Microsoft’s AutoGen framework, CrewAI, and LangGraph are all doing similar things. OpenAI is gradually adding multi-Agent orchestration in its Assistants API. Google’s Vertex AI platform also offers experimental multi-Agent support.

Yet Claude Code Agent Teams have a unique advantage: it’s directly embedded in developers’ daily workflows. There’s no need to build orchestration frameworks or glue code—you launch Agent Teams right within the Claude Code terminal. A Reddit comment captured it perfectly: “The terminal split into three panes is the most convincing part—it makes multi-agent collaboration look like normal development for the first time, not a research demo.”

Builder AI’s open-source value lies in extracting that collaboration model from Claude Code’s closed environment into a modifiable, deployable web app. Though rudimentary in execution, the direction is right.

A sober look: the real boundaries of multi-agent programming

Is multi-agent collaborative programming the future? Probably yes. But its current limitations are clear:

First, the “alignment” of understanding between Agents is fragile. Humans can clarify ambiguities through repeated discussion; Agents get limited rounds and depth of communication. If an architectural Agent’s design is vague, implementation Agents may interpret it differently, producing conflicts during merging.

Second, debugging costs are high. With a single Agent, you trace one context to fix issues. In multi-Agent setups, you must trace each Agent’s decision process to find where reasoning went wrong—debugging is still primitive.

Third, precision requirements for task descriptions are higher. In single-Agent mode, an ambiguous prompt just yields slightly off code that you can tweak. But in multi-Agent mode, ambiguity amplifies—each Agent interprets differently, resulting in greater divergence.

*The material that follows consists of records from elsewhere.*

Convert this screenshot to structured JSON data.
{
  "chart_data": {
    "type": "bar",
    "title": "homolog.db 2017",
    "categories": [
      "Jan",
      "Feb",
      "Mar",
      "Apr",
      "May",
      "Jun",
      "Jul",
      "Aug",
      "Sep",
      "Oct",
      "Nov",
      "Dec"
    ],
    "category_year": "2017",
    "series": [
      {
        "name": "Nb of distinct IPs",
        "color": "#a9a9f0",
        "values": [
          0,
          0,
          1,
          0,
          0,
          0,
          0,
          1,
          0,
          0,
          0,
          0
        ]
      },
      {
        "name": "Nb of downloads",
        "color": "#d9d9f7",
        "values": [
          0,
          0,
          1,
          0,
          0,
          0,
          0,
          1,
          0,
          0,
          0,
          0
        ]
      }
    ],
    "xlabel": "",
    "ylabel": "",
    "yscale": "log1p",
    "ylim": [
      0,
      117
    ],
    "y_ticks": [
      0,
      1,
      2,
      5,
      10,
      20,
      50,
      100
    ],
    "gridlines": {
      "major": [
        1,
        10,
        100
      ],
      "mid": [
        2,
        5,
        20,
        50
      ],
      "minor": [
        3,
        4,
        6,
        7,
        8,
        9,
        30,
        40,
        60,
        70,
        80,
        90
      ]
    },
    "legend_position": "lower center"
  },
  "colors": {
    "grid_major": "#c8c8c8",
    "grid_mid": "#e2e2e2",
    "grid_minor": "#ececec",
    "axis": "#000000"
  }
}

So my prediction: by 2026, multi-agent collaborative programming will have more real-world use, but it won’t replace single-Agent mode. It’ll serve as a “heavy-duty weapon” for high-complexity cases worth the extra cost.

For most day-to-day development, a well-tuned single Agent—with good prompts and workflows—remains the most cost-effective option.

Key directions to watch

If you’re interested in multi-agent programming, here are areas worth following:

  • Release schedule of Claude Code Agent Teams. It’s still experimental, requiring manual feature flag activation; stability and usability have room to improve.
  • Maturity of hybrid model orchestration. Assigning different model tiers to different roles is key to cost control, but there’s limited practice so far.
  • Standardization of inter-Agent communication protocols. Right now every framework has its own; defining a widely accepted standard would grant a strong position in this space.
  • Observability tools. Debugging and monitoring multi-Agent systems need specialized support—currently almost none exist.

Builder AI itself may not become a major product, but the direction it represents—taking multi-agent collaboration from experiment to usability—is among the most noteworthy AI programming trends to watch in 2026.